Cecilia Peartree, The Spy who came out of the Bushes: Delighted to
meet the 20th Pitkirtly mystery, which even makes reference to the
demand for archivists in the black economy. Oh, I love Christopher and
Amaryllis! And all the other regulars – and poor Maisie Sue whose wedding day
to Benjamin or Benedict is inevitably spoiled by the appearance of her
supposedly ex husband sporting a fatal knife wound.
M.J. Lee, Death in Shanghai: I wasn’t
sure about the cliched British (fine, no doubt a lot of British administrators
were indeed silly asses but this was a bit shallow) or the endlessly dancing waiters,
but I was intrigued by the set-up and keen to know more. I found a lot of it to
be rather trite, and here and there rather American. But there was originality
here, too, and some well observed characters: I don’t think I’d like to work with
Danilov, but I enjoyed reading about him, and about Strachan.

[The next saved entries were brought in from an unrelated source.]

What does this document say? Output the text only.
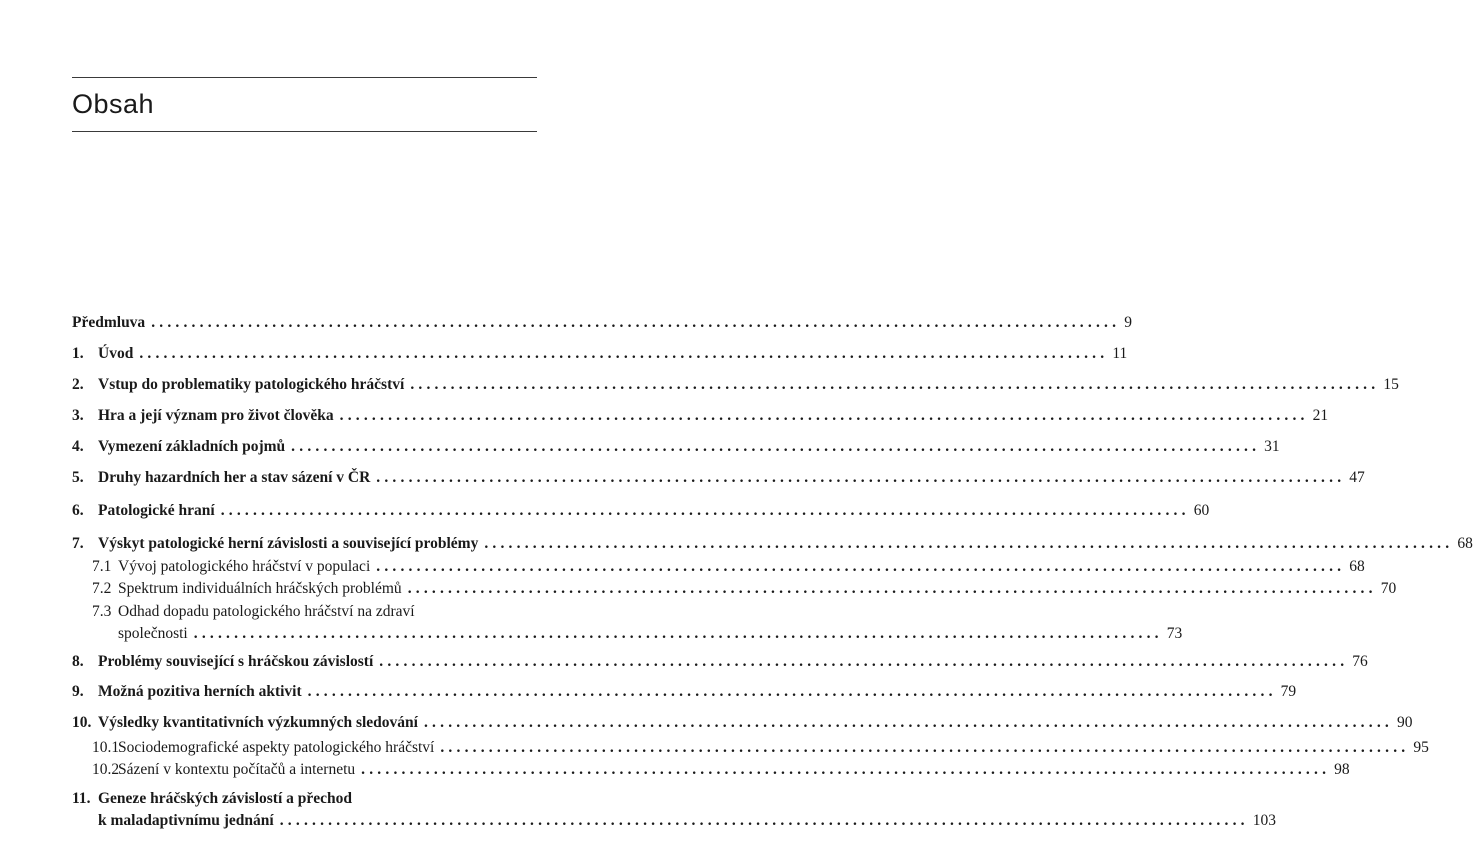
Obsah
Předmluva ........................................................................................................................ 9
1. Úvod ........................................................................................................................ 11
2. Vstup do problematiky patologického hráčství ........................................................................................................................ 15
3. Hra a její význam pro život člověka ........................................................................................................................ 21
4. Vymezení základních pojmů ........................................................................................................................ 31
5. Druhy hazardních her a stav sázení v ČR ........................................................................................................................ 47
6. Patologické hraní ........................................................................................................................ 60
7. Výskyt patologické herní závislosti a související problémy ........................................................................................................................ 68
7.1 Vývoj patologického hráčství v populaci ........................................................................................................................ 68
7.2 Spektrum individuálních hráčských problémů ........................................................................................................................ 70
7.3 Odhad dopadu patologického hráčství na zdraví
společnosti ........................................................................................................................ 73
8. Problémy související s hráčskou závislostí ........................................................................................................................ 76
9. Možná pozitiva herních aktivit ........................................................................................................................ 79
10. Výsledky kvantitativních výzkumných sledování ........................................................................................................................ 90
10.1
Sociodemografické aspekty patologického hráčství ........................................................................................................................ 95
10.2
Sázení v kontextu počítačů a internetu ........................................................................................................................ 98
11. Geneze hráčských závislostí a přechod
k maladaptivnímu jednání ........................................................................................................................ 103
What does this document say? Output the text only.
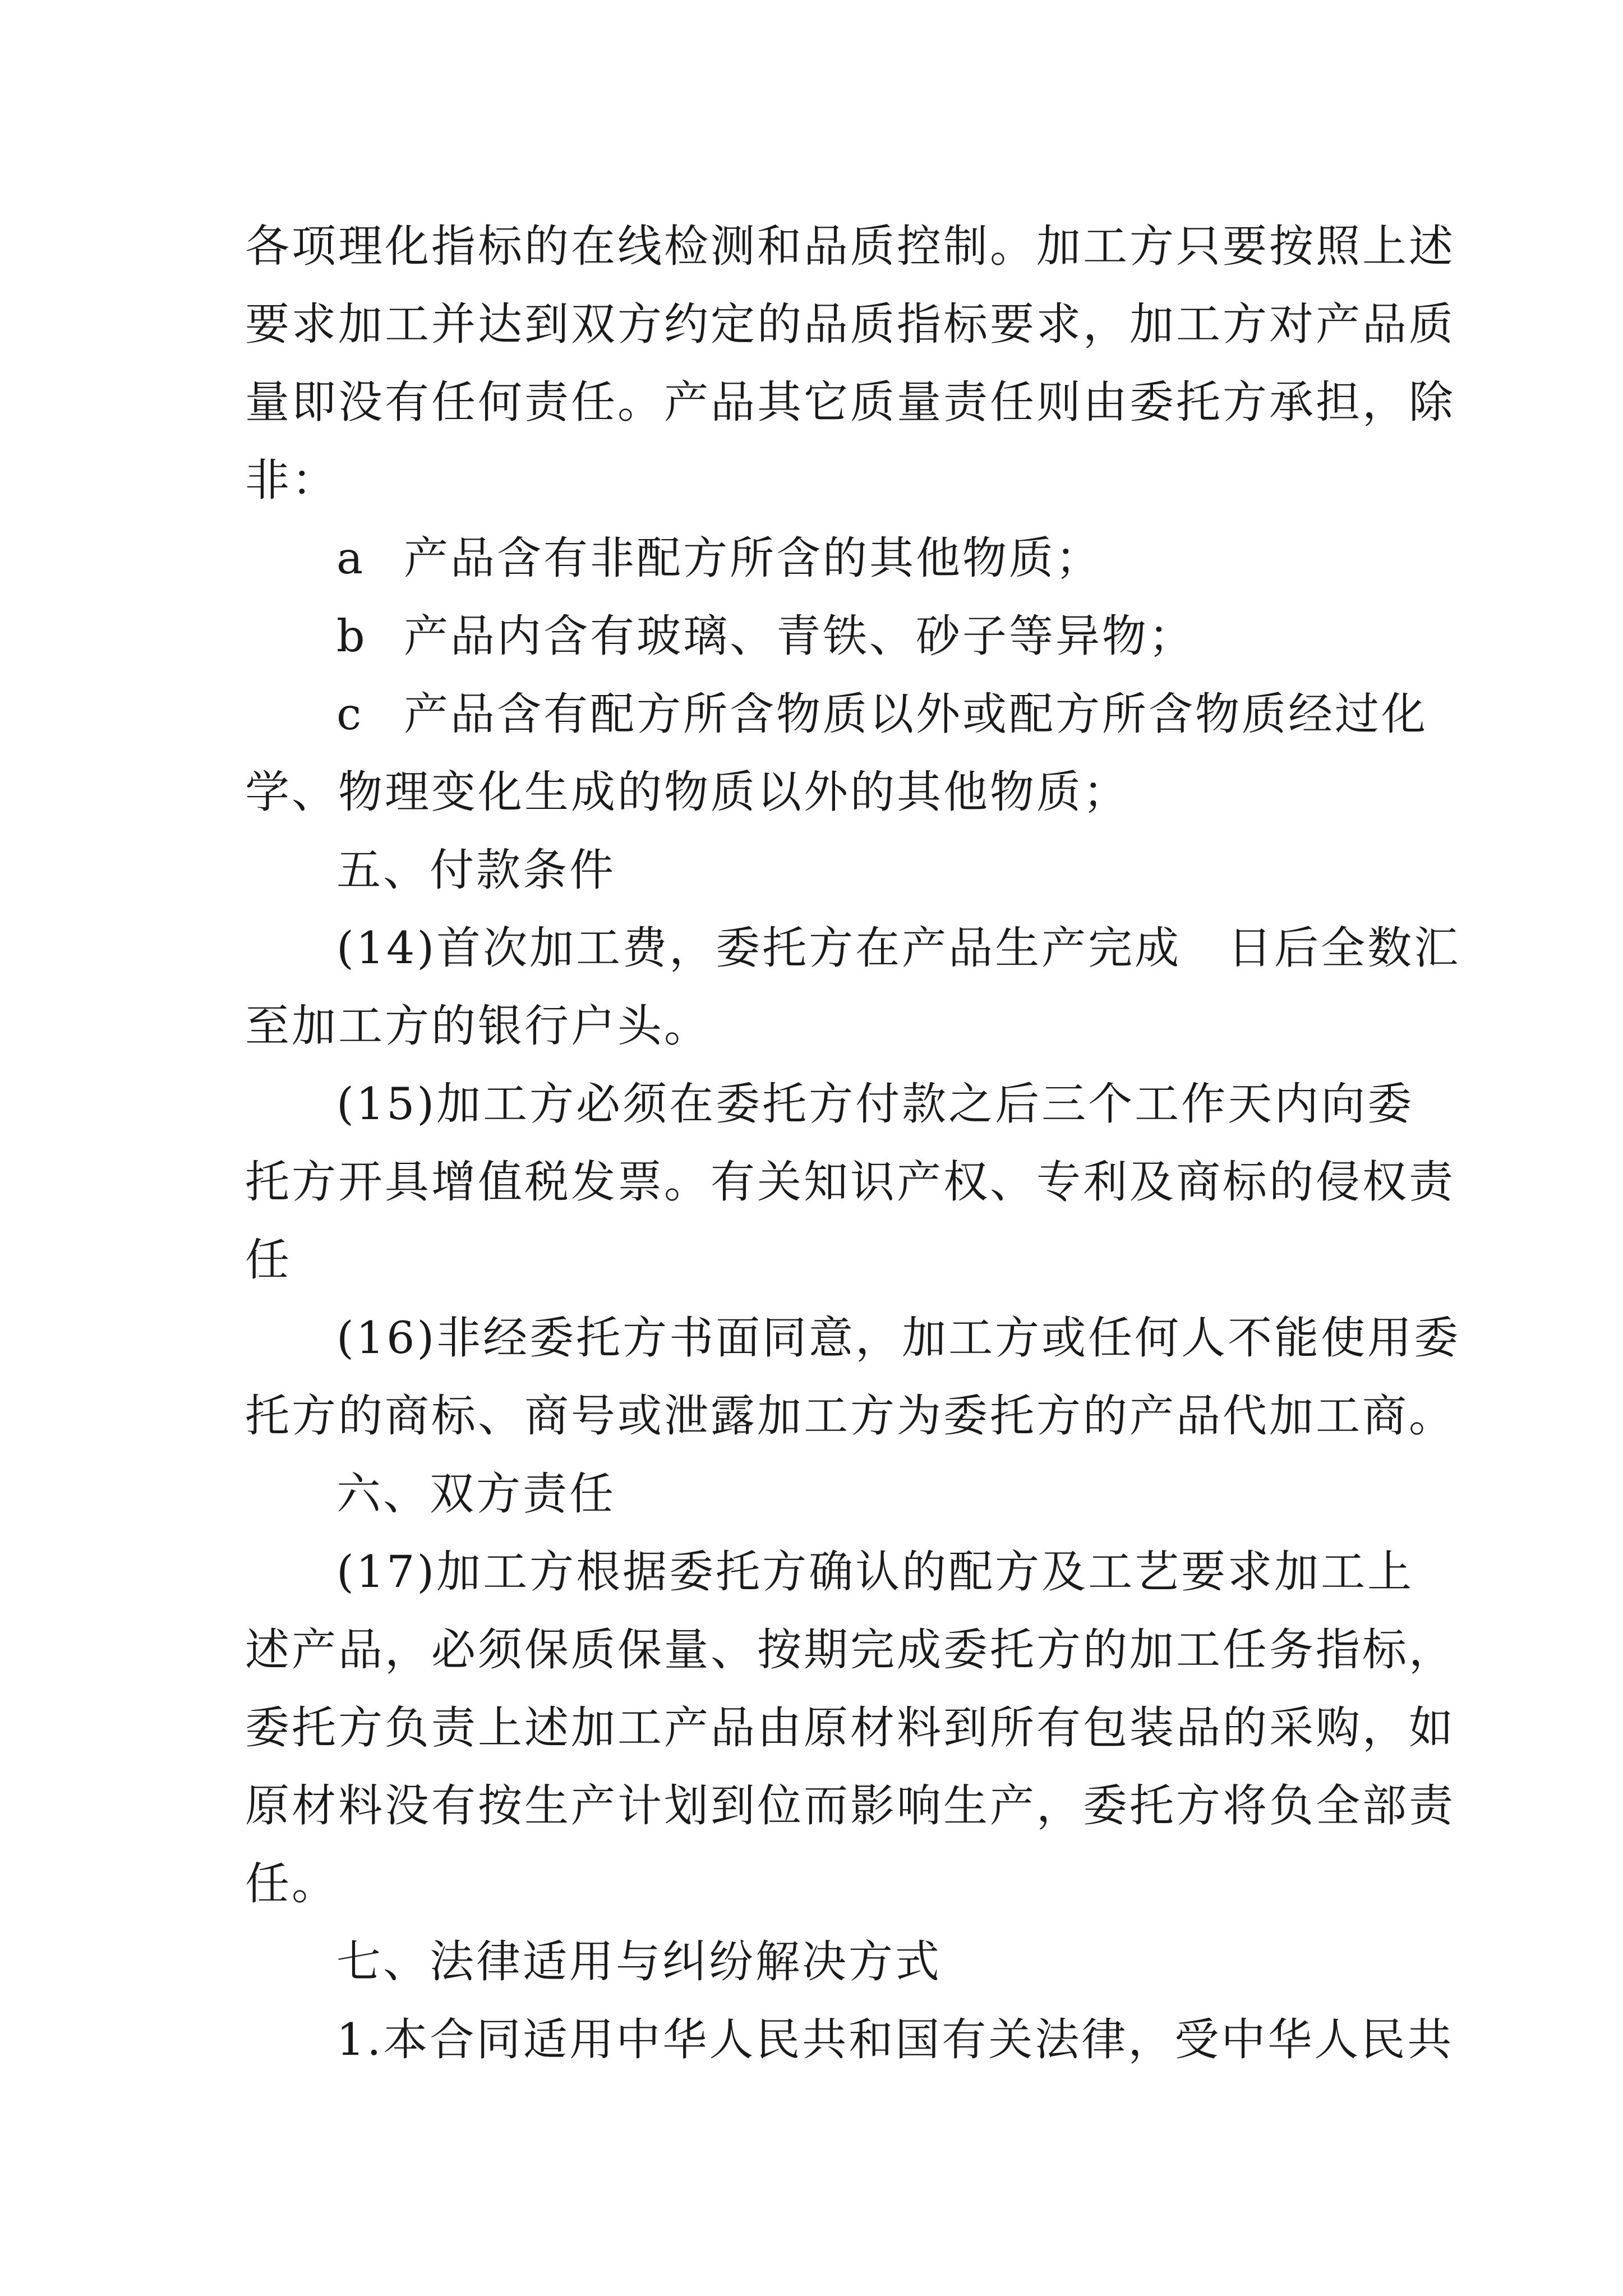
各项理化指标的在线检测和品质控制。加工方只要按照上述
要求加工并达到双方约定的品质指标要求，加工方对产品质
量即没有任何责任。产品其它质量责任则由委托方承担，除
非：
a 产品含有非配方所含的其他物质；
b 产品内含有玻璃、青铁、砂子等异物；
c 产品含有配方所含物质以外或配方所含物质经过化
学、物理变化生成的物质以外的其他物质；
五、付款条件
(14)首次加工费，委托方在产品生产完成　日后全数汇
至加工方的银行户头。
(15)加工方必须在委托方付款之后三个工作天内向委
托方开具增值税发票。有关知识产权、专利及商标的侵权责
任
(16)非经委托方书面同意，加工方或任何人不能使用委
托方的商标、商号或泄露加工方为委托方的产品代加工商。
六、双方责任
(17)加工方根据委托方确认的配方及工艺要求加工上
述产品，必须保质保量、按期完成委托方的加工任务指标，
委托方负责上述加工产品由原材料到所有包装品的采购，如
原材料没有按生产计划到位而影响生产，委托方将负全部责
任。
七、法律适用与纠纷解决方式
1.本合同适用中华人民共和国有关法律，受中华人民共
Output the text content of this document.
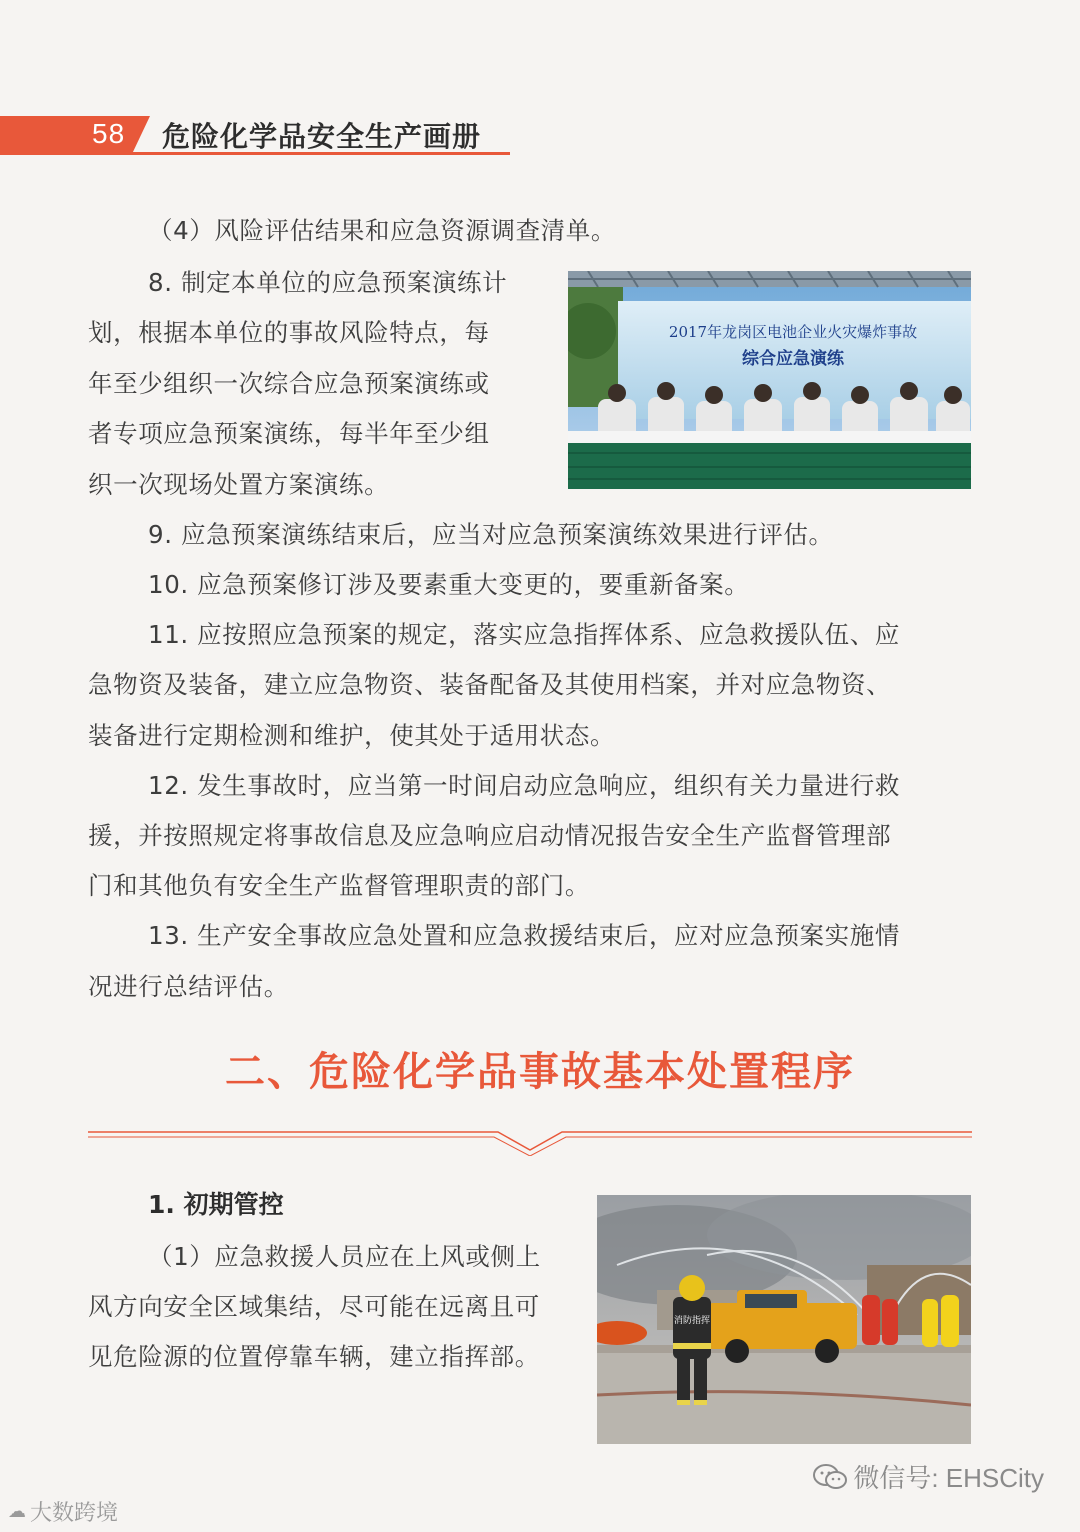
58 危险化学品安全生产画册

（4）风险评估结果和应急资源调查清单。

8. 制定本单位的应急预案演练计

划，根据本单位的事故风险特点，每

年至少组织一次综合应急预案演练或

者专项应急预案演练，每半年至少组

织一次现场处置方案演练。

2017年龙岗区电池企业火灾爆炸事故
综合应急演练

9. 应急预案演练结束后，应当对应急预案演练效果进行评估。

10. 应急预案修订涉及要素重大变更的，要重新备案。

11. 应按照应急预案的规定，落实应急指挥体系、应急救援队伍、应

急物资及装备，建立应急物资、装备配备及其使用档案，并对应急物资、

装备进行定期检测和维护，使其处于适用状态。

12. 发生事故时，应当第一时间启动应急响应，组织有关力量进行救

援，并按照规定将事故信息及应急响应启动情况报告安全生产监督管理部

门和其他负有安全生产监督管理职责的部门。

13. 生产安全事故应急处置和应急救援结束后，应对应急预案实施情

况进行总结评估。

二、危险化学品事故基本处置程序
1. 初期管控

（1）应急救援人员应在上风或侧上

风方向安全区域集结，尽可能在远离且可

见危险源的位置停靠车辆，建立指挥部。

消防指挥
微信号: EHSCity
☁ 大数跨境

Chris Longmuir, Missing Believed Dead: the third in the Dundee Crime series. I was really trying to find her suffragette series but kept missing! Anyway, these are very good. This third one has a missing girl who seems to have come home, thus causing more disruption in her family almost than her original disappearance. An excellent mystery, right up to the last minute (and maybe even beyond).